Comme le PFPDT a communiquéEn février 2025, les médias ont signalé au PFPDT que Coop pourrait utiliser des caméras de surveillance dotées d’une IA dans certains points de vente.
Le PFPDT “renonce” toutefois à une enquête formelle, car l’examen a montré que le traitement des données est conforme à la loi sur la protection des données. Il ne s’agit pas d’une “renonciation”, car le PFPDT n’a pas le droit d’ouvrir une enquête s’il n’existe pas d’indices suffisants d’un traitement de données. Ce n’est que si c’est le cas que l’on peut envisager une renonciation pour cause d’insignifiance.

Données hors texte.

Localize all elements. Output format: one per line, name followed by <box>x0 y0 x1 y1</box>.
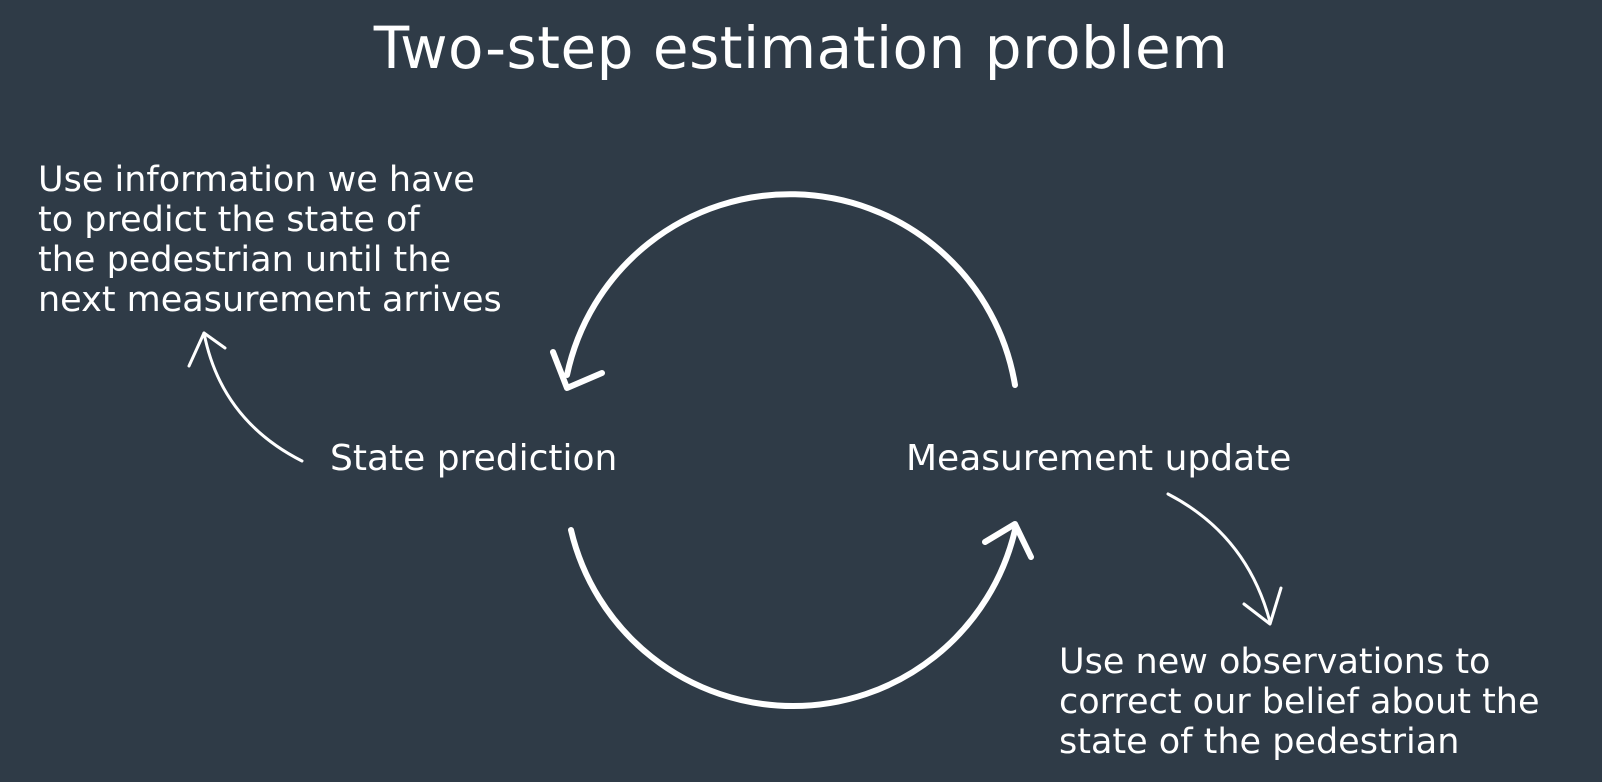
description-line: state of the pedestrian <box>1059 722 1460 762</box>
prediction-to-update-arrow <box>568 527 1018 709</box>
description-line: correct our belief about the <box>1059 682 1540 722</box>
description-line: to predict the state of <box>38 200 420 240</box>
state-prediction-label: State prediction <box>330 438 618 479</box>
description-line: Use information we have <box>38 160 475 200</box>
measurement-update-label: Measurement update <box>906 438 1292 479</box>
slide-title: Two-step estimation problem <box>373 14 1229 82</box>
prediction-description-arrow <box>202 331 304 463</box>
prediction-description-arrowhead <box>187 331 227 368</box>
update-description-arrowhead <box>1242 586 1283 626</box>
description-line: next measurement arrives <box>38 280 502 320</box>
update-to-prediction-arrowhead <box>550 349 605 391</box>
description-line: Use new observations to <box>1059 642 1491 682</box>
measurement-update-description: Use new observations to correct our beli… <box>1059 642 1540 762</box>
update-description-arrow <box>1166 492 1272 624</box>
state-prediction-description: Use information we have to predict the s… <box>38 160 502 320</box>
description-line: the pedestrian until the <box>38 240 451 280</box>
update-to-prediction-arrow <box>564 191 1018 388</box>
prediction-to-update-arrowhead <box>982 521 1034 560</box>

Quoi qu’il en soit, le PFPDT avait ouvert une enquête préliminaire. Grâce aux informations reçues de Coop, il a pu comprendre le fonctionnement des caméras et s’assurer qu’elles ne faisaient pas ce que le PFPDT aurait apparemment jugé délicat, à savoir qu’elles
ne peuvent pas effectuer de reconnaissance faciale ni analyser le comportement d’achat de la clientèle
Le traitement est donc conforme à la LPD et n’entraîne pas de risque accru pour les personnes concernées.